If you are like me you have just spent the last three weeks in a blur of obsessive information accumulation, ricocheting from Web to network TV to cable news to radio to newsprint, all in search of tiniest grain of new information or insight about the war in Iraq. And you now feel like the guy stumbling down the airport ramp after a lost drunken Vegas weekend and squinting at the cold morning light of the regular world, with all of its overdue responsibilities to one's family, job and immune system.

As with so many things these days, 9/11 was a turning point. It taught those of us not at the scene of the horror that the news was no longer a passive experience. We Californians were awakened that morning, often with a dawn phone call, with the news that the world had changed forever, that we were at risk for our lives, and that we had no idea what was going on.
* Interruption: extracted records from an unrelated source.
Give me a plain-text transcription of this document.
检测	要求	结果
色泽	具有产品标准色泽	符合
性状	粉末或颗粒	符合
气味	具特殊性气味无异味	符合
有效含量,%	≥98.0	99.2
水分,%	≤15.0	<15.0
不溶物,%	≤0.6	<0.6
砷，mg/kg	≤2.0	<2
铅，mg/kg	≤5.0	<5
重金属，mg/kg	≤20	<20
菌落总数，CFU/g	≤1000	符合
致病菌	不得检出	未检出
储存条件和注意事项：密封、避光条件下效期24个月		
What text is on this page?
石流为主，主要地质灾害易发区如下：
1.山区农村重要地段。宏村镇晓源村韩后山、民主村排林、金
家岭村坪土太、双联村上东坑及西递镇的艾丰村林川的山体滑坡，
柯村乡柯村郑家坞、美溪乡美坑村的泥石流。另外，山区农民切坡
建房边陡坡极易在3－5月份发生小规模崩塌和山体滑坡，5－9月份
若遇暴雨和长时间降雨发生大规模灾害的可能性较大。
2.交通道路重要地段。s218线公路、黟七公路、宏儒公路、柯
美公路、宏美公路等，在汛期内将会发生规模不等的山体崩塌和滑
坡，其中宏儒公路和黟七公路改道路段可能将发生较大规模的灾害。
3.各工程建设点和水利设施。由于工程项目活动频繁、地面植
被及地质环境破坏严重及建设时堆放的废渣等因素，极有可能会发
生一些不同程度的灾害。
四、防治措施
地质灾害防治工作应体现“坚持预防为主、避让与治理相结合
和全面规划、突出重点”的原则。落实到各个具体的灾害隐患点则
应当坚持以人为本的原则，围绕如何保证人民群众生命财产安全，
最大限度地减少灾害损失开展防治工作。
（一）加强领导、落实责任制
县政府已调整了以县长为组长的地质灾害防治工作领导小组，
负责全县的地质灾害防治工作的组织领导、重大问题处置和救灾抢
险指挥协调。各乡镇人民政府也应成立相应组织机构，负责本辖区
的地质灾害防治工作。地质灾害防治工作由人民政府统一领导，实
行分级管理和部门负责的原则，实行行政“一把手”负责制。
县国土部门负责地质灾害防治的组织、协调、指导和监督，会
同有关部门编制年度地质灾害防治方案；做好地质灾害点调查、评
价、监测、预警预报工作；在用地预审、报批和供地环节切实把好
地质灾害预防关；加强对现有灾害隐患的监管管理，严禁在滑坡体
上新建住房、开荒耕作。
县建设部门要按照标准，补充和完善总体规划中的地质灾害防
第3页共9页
Being good technophiles, most of us had already learned the power of the Internet for gathering diverse opinions, factoids, news headlines and rumors. It had been a particularly powerful tool during the Clinton impeachment and the disputed presidential election. But, in our desperation on 9/11 and the days after, we also discovered the power of the Net to capture news almost the instant it occurred.

By the time the first phase of the crisis passed, about a month later, millions of us had become masters of this new art. One hand on the mouse, the other on the remote, we were now adepts at bouncing between cable and network news on the TV screen, and between scores of aggregator, posting, headline, and blog sites on the computer monitor.